Restoring the Body's Natural Molecular Defenses

The study’s breakthrough originated from the examination of microRNAs, specifically miR-194, miR-99b, and miR-125a-5p, which are typically found at abnormally low levels in patients with this specific leukemia. Scientists discovered that when these tiny molecules were restored in animal models, the survival and proliferation of cancer cells were drastically inhibited. This restoration process exposed three specific genes that the cancer relies on to survive. By identifying these genetic targets, the research team was able to screen for existing drugs already approved or under investigation for other medical conditions that could block the activity of these high-risk genes.
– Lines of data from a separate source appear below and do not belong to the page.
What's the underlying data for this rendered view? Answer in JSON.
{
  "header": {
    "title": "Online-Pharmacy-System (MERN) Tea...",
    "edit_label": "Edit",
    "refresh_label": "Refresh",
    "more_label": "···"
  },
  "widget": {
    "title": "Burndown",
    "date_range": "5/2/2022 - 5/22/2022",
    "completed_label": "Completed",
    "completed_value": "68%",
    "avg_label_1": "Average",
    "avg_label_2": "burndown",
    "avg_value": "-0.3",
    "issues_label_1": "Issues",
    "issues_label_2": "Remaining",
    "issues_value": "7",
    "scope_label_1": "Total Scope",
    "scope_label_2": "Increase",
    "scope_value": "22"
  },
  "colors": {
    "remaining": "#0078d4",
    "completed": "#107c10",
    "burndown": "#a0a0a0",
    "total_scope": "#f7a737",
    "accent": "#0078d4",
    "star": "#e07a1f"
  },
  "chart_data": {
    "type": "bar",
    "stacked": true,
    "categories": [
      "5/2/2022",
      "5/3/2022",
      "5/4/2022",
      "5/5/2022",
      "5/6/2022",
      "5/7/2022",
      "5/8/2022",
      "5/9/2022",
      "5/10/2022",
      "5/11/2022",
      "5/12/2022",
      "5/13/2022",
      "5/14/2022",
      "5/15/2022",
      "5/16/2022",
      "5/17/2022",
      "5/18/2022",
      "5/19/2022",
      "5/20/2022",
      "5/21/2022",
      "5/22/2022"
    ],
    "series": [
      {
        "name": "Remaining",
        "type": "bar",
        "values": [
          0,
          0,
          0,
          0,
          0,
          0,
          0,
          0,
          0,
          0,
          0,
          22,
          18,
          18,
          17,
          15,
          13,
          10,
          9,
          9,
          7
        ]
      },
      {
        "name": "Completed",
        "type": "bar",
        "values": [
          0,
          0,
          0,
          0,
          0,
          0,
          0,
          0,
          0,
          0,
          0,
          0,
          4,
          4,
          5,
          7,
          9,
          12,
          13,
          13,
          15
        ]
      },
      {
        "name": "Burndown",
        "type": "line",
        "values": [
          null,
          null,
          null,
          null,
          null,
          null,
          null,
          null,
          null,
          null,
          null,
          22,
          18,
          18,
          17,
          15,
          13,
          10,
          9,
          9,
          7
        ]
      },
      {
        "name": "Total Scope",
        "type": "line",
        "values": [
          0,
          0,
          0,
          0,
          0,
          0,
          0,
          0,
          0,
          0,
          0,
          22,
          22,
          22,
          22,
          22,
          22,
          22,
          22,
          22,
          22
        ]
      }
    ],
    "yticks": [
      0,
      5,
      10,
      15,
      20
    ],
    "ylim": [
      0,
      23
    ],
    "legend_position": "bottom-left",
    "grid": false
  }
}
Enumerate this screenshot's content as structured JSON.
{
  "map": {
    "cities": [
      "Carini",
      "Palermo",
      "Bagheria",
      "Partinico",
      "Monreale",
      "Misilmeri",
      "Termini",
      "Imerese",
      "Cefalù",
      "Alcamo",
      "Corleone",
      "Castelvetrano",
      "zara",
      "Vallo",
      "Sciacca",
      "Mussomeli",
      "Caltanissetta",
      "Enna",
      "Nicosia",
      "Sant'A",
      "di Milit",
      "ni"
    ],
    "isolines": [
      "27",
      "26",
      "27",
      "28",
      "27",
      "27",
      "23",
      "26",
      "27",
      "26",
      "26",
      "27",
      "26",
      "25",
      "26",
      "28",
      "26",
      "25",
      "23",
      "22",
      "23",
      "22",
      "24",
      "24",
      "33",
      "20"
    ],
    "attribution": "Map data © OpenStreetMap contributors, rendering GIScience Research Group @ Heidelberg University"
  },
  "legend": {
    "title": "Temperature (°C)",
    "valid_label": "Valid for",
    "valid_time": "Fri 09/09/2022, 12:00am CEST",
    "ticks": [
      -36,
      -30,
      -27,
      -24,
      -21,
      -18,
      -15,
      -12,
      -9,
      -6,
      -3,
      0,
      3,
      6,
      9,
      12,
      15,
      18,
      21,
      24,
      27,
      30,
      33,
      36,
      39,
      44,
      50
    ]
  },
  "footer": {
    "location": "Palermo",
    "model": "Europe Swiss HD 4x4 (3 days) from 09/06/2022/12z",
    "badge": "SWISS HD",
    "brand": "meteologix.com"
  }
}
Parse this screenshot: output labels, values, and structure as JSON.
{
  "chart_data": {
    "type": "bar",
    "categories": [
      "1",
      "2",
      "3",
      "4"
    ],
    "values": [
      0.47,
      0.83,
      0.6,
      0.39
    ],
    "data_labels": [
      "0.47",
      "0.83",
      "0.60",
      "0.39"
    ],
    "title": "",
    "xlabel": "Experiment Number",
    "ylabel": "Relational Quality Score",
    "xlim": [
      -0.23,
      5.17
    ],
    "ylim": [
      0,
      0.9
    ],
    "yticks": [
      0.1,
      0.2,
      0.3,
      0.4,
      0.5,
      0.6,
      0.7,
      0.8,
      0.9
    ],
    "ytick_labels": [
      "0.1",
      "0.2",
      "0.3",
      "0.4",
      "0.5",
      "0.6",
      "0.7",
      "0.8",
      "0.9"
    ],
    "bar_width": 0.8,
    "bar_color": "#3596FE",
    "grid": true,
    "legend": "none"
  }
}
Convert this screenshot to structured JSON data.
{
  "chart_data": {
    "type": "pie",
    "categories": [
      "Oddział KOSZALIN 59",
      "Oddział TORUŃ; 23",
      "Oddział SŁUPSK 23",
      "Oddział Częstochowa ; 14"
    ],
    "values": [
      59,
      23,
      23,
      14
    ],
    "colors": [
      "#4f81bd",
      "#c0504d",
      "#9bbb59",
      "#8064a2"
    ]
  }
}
A Safer Therapeutic Profile for Vulnerable Patients

Current treatment for infant leukemia often involves intensive chemotherapy regimens that, while sometimes effective, result in severe physiological toxicities for young patients. The University of Edinburgh team identified acetazolamide, tacrolimus, and LB-100 as candidates that could potentially replace or supplement these harsher treatments. Acetazolamide, in particular, delivered striking results in preclinical trials by prolonging survival and enhancing the efficacy of standard care when used in combination. Crucially, the drug exhibited minimal toxicity toward healthy cells, suggesting a pathway toward treatments that do not carry the same long-term burden of physical damage as traditional cytostatics.